Rafe has been openly gay for a while now. His parents are supportive, his friends are supportive, he's a member of the GSA and has even spoken publicly at high schools about being a gay teen. But after a while he started feeling like every time anyone looked at him all they saw was GAY GAY GAY GAY GAY GAY and, even worse, that's all he started seeing when he looked in the mirror. So now he's leaving Boulder, CO for a boarding school in Natick, MA where he will reinvent himself as a straight kid. Not because he's ashamed of who he is - he's not - but because he just wants to leave the baggage behind and fit in with all the other kids.

The story opens with Rafe's arrival at his new dorm room, where he now lives with Albie, a survivalist who is really, really messy. They are frequently joined by Albie's friend Toby, a skinny kid who shares Albie's survivalist interests and love for a drinking game they call scanner pong, which involves a police scanner and drinks (but no ping pong balls). Rafe starts playing sports and finds he really likes being part of a team, and really likes some of the other guys, though he suspects their friendships wouldn't come so easily if they knew he was gay. Which just goes to show what a good idea this was, right? He doesn't tell his parents his plans, nor does he tell his best friend Claire Olivia. So this isn't going to get awkward at all, ever, because surely nobody from home will ever have contact with anybody from school. Ha ha! Obviously, this sort of lie is not going to actually make things as awesome as Rafe thinks.
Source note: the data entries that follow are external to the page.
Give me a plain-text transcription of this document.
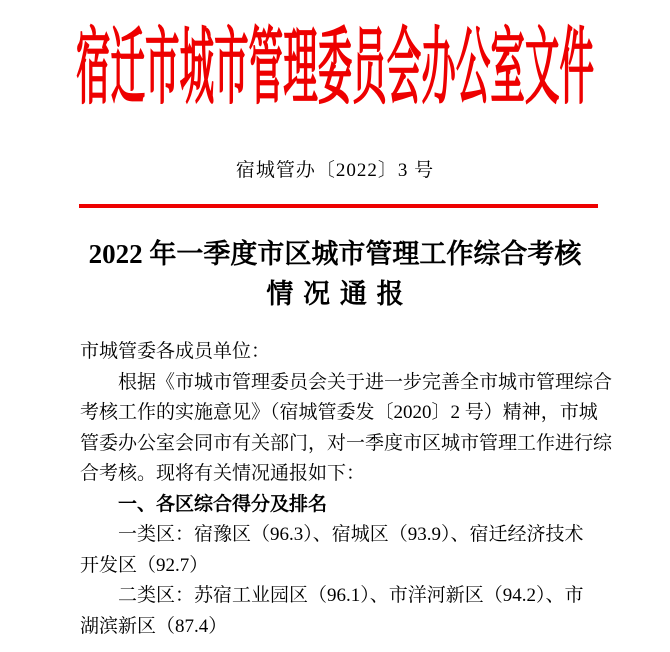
宿迁市城市管理委员会办公室文件
宿城管办〔2022〕3 号
2022 年一季度市区城市管理工作综合考核
情 况 通 报
市城管委各成员单位：
根据《市城市管理委员会关于进一步完善全市城市管理综合
考核工作的实施意见》（宿城管委发〔2020〕2 号）精神，市城
管委办公室会同市有关部门，对一季度市区城市管理工作进行综
合考核。现将有关情况通报如下：
一、各区综合得分及排名
一类区：宿豫区（96.3）、宿城区（93.9）、宿迁经济技术
开发区（92.7）
二类区：苏宿工业园区（96.1）、市洋河新区（94.2）、市
湖滨新区（87.4）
I'll admit that I wasn't looking forward to reading this. My Not-So-Young Adult book group picked it, but I was sort of cringing at the whole premise. A gay kid wanting to essentially go back into the closet? But of course the whole point (spoiler?) is that it's a horrible idea and he has to learn the hard way what a horrible idea it is. I really like how the author handled the whole thing, and I especially liked that Rafe had one teacher who was in on his secret and made him write about it in the journal he kept for his class.

Speaking of adults, there were some great adult characters in this book. Rafe's parents were pretty earthy-crunchy and ultra-supportive of him being gay (to the point of embarrassment), but I really liked their relationship. I especially loved his relationship with his mother. As much as she aggravated him sometimes, he thought she was a really good person and he would sometimes put his arm around her or lean on her affectionately, and talk to her about personal things in his life. It was very sweet. His friendship with Claire Olivia was also very close and supportive and fun, and I also like the friendships he developed with some of the guys at school, Albie, Toby, and Ben.

But my favorite part of this whole book isn't even really part of the book. There's a passage in which Rafe is thinking about the way his guy friends talk about women: "I tried to imagine what it would be like if gay were normal and all of us were gay. Would we objectify men in the same way?" That question was underlined in pencils and a note pencilled in next to it said "Brilliant Absolutely Brilliant = Mind Blown" Underneath it in purple pen someone else wrote "100% same" with four arrows pointing to the first person's comment. I'm not normally an advocate of writing in library books, but I'm a HUGE advocate of teens being really excited about what they are reading.

In summary, this is a great book about friendship, honesty, and being true to ourselves and those we care about. Surprisingly fun and insightful!